The cognitive evaluation was limited to the DRS-2, a global scale commonly used both in clinical practice and research. DRS-2 scores (both Total and subscales) were adjusted to the demographic characteristics of the individuals based on norms and a conservative cut-off was applied. This approach limits the risk of overestimating cognitive impairment, but also increases the insensitivity to milder cognitive deficits. DRS-2 is currently recommended by Movement Disorders Society to evaluate global cognitive performance in PD patients, because it is considered reliable, valid, and sensitive to change in PD and evaluates cognitive domains commonly affected in PD, such as executive abilities, attention, visuospatial skills, and memory [55]. As a global assessment scale, ceiling effects may occur. However, it is considered a clinically valid measure to differentiate levels of cognitive impairment in demented patients [56]. DRS-2 subscales are generally considered valid measures of the respective constructs [22, 57–61]. Though, the reported indicators of construct validity are relatively modest, thus probably reflecting the non-specificity to a single cognitive domain for each subscale and the screening nature of the tests. The interpretation of the study findings is also limited by the cross-sectional nature of the study. A longitudinal design may clarify the cognitive trajectories of PD patients according to their rs6280 genotype.

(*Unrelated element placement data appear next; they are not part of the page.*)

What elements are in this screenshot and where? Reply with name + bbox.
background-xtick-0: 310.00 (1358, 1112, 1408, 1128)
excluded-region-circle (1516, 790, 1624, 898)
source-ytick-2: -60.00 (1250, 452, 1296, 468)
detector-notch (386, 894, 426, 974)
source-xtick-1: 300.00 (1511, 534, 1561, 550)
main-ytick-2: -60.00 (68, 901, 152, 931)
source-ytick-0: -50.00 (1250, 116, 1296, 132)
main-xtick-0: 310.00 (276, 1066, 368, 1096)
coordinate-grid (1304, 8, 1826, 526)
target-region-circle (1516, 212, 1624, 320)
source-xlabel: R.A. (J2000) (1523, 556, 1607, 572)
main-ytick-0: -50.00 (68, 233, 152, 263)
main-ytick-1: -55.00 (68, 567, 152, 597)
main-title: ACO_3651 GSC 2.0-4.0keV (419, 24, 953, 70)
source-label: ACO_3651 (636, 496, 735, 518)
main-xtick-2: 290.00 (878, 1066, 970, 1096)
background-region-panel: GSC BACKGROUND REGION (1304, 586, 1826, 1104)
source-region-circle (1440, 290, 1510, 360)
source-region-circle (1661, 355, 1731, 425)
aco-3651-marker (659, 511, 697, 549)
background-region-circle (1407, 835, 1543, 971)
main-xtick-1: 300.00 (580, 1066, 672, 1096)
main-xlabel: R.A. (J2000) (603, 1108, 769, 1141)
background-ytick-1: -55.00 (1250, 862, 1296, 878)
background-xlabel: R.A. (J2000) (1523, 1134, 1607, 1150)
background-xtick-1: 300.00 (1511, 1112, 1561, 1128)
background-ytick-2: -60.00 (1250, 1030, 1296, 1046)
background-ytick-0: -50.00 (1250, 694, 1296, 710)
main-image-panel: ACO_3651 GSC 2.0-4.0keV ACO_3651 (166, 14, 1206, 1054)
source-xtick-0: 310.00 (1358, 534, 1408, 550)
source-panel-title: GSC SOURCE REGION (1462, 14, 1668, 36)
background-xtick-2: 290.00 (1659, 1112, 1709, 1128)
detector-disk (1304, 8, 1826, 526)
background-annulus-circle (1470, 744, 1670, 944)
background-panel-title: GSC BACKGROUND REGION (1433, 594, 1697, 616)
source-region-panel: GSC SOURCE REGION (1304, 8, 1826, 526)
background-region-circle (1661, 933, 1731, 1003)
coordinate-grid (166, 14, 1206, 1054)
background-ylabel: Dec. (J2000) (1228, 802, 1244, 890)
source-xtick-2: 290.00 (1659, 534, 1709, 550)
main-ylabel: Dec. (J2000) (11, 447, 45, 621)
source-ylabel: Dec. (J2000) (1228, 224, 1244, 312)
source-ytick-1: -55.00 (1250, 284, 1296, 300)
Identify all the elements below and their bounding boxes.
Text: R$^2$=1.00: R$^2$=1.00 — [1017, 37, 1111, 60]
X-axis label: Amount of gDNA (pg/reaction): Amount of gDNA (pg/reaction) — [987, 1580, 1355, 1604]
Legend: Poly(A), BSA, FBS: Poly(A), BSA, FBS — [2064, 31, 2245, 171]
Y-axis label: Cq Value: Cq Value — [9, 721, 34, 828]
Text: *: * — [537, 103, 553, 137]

In conclusion, PD patients with rs6280 CC genotype are more likely to have deficits on measures of executive and visuoconstructional functions than those with TT genotype, suggesting a genetic predisposition to the development of impairment in cognitive domains related to the frontal lobes. The current study also revealed that rs6280 TC genotype may play a protective role on anxiety, but not on depression. These novel findings ought to be confirmed in other PD cohorts.

ACKNOWLEDGMENTS

The authors have no acknowledgments to report.

FUNDING

The study received financial support from Centro Hospitalar Universitário de Santo António, Department of Teaching, Education, and Research; the Portuguese National Funding Agency for Science, Research and Technology (FCT) PEST-OE/SAU/UI0215/2011; Unit for Multidisciplinary Research in Biomedicine, ICBAS –School of Medicine and Biomedical Sciences, University of Porto /ITR –Laboratory for Integrative and Translational Research in Population Health, Porto, Portugal UIDB/00215/2020; UIDP/00215/2020; LA/P/0064/2020.

CONFLICT OF INTEREST

The authors have no conflict of interest to report.

DATA AVAILABILITY

The data supporting the findings of this study are available on request from the corresponding author. The data are not publicly available due to privacy or ethical restrictions.